The regent swore at Vermalen. His bloodshot eyes flashed with drunken fury and madness. Assisted by the councillor, Van Oudijck and Vermalen tried to help him into a carriage; but he refused. Splendid and sublime in his fall, he gloried in the madness of his tragedy, he stood, as though some explosive force had made him beside himself, half-naked, with floating hair and great gestures of his crazy arms. He was no longer coarse and bestial but became tragic, heroic, fighting against his fate, on the edge of the abyss.... The excess of his drunkenness seemed with a strange force to raise him out of his gradual bestialization; and, fuddled as he was, he drew himself up, towering high, dramatically, above the Europeans.
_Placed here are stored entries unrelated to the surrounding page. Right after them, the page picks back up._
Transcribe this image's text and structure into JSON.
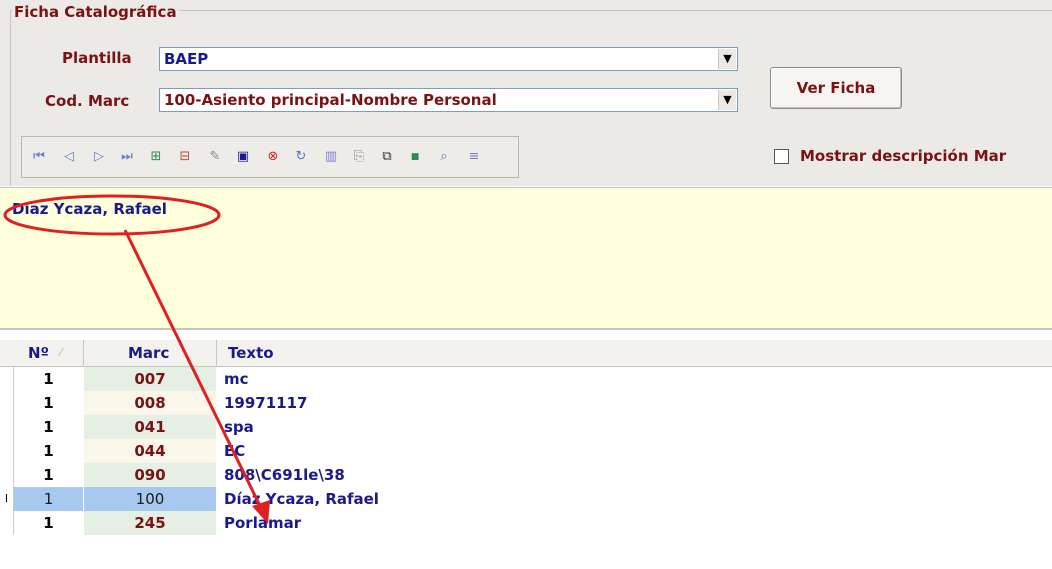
{
  "section_title": "Ficha Catalográfica",
  "plantilla": {
    "label": "Plantilla",
    "value": "BAEP"
  },
  "cod_marc": {
    "label": "Cod. Marc",
    "value": "100-Asiento principal-Nombre Personal"
  },
  "ver_ficha_button": "Ver Ficha",
  "mostrar_checkbox_label": "Mostrar descripción Mar",
  "toolbar_icons": [
    "first-icon",
    "prev-icon",
    "next-icon",
    "last-icon",
    "insert-icon",
    "delete-icon",
    "edit-icon",
    "save-icon",
    "cancel-icon",
    "refresh-icon",
    "columns-icon",
    "paste-icon",
    "copy-icon",
    "xls-icon",
    "search-icon",
    "list-icon"
  ],
  "memo_text": "Díaz Ycaza, Rafael",
  "grid": {
    "headers": [
      "Nº",
      "Marc",
      "Texto"
    ],
    "rows": [
      {
        "n": "1",
        "marc": "007",
        "texto": "mc"
      },
      {
        "n": "1",
        "marc": "008",
        "texto": "19971117"
      },
      {
        "n": "1",
        "marc": "041",
        "texto": "spa"
      },
      {
        "n": "1",
        "marc": "044",
        "texto": "EC"
      },
      {
        "n": "1",
        "marc": "090",
        "texto": "808\\C691le\\38"
      },
      {
        "n": "1",
        "marc": "100",
        "texto": "Díaz Ycaza, Rafael"
      },
      {
        "n": "1",
        "marc": "245",
        "texto": "Porlamar"
      }
    ],
    "selected_row": 5,
    "row_indicator": "I"
  },
  "colors": {
    "label": "#7a1212",
    "value": "#1a1a8c",
    "memo_bg": "#ffffdc",
    "annotation": "#e02020"
  }
}
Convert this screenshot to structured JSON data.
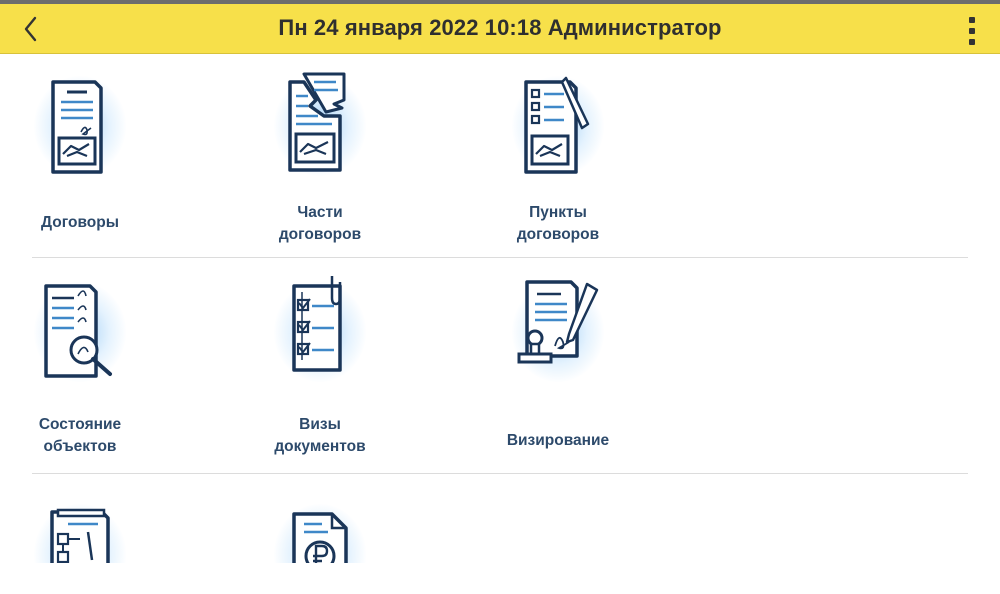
{
  "header": {
    "title": "Пн 24 января 2022 10:18 Администратор",
    "back_icon": "chevron-left-icon",
    "menu_icon": "kebab-menu-icon"
  },
  "colors": {
    "header_bg": "#f7e04a",
    "icon_navy": "#1a3558",
    "icon_blue": "#3f88c8",
    "label": "#2d4a6b"
  },
  "tiles": [
    {
      "id": "contracts",
      "lines": [
        "Договоры"
      ],
      "icon": "contract-handshake-icon"
    },
    {
      "id": "contract-parts",
      "lines": [
        "Части",
        "договоров"
      ],
      "icon": "torn-contract-handshake-icon"
    },
    {
      "id": "contract-points",
      "lines": [
        "Пункты",
        "договоров"
      ],
      "icon": "checklist-pen-handshake-icon"
    },
    {
      "id": "object-status",
      "lines": [
        "Состояние",
        "объектов"
      ],
      "icon": "document-magnifier-icon"
    },
    {
      "id": "document-visas",
      "lines": [
        "Визы",
        "документов"
      ],
      "icon": "clipped-checklist-icon"
    },
    {
      "id": "approval",
      "lines": [
        "Визирование"
      ],
      "icon": "stamp-signature-icon"
    },
    {
      "id": "flowchart-document",
      "lines": [],
      "icon": "flowchart-document-icon"
    },
    {
      "id": "ruble-document",
      "lines": [],
      "icon": "ruble-document-icon"
    }
  ]
}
Van Oudijck gazed at him in stupefaction. The regent was now coming to blows with the councillor, who addressed him in beseeching tones. On the road, the population collected, silent, dismayed; the last guests were leaving the club, where the lights were growing dim. Among them were Léonie van Oudijck, Doddie and Addie de Luce. All three still bore in their eyes the weary voluptuousness of the last waltz.

“Addie,” said the resident, “you’re an intimate friend of the regent’s. Just see if he knows you.”

The young man spoke to the tipsy madman, in soft Javanese accents. At first the regent kept on with his words of objurgation, with his gigantic, raving gestures; then, however, the softness of the language seemed to hold a well-known memory for him. He gave Addie a long look. His gestures subsided, his drunken glory evaporated. It was as though his blood suddenly understood that young man’s blood, as though their souls recognized each other. The regent nodded dolefully and began a long lament, with his arms raised on high. Addie tried to help him into a carriage, but the regent resisted and refused. Then Addie took his arm in his own with gentle force and walked on with him slowly. The regent, still lamenting, with tragic gestures of despair, suffered himself to be led. The councillor followed with one or two underlings, who had run after the regent out of the palace, helplessly. The procession vanished in the darkness.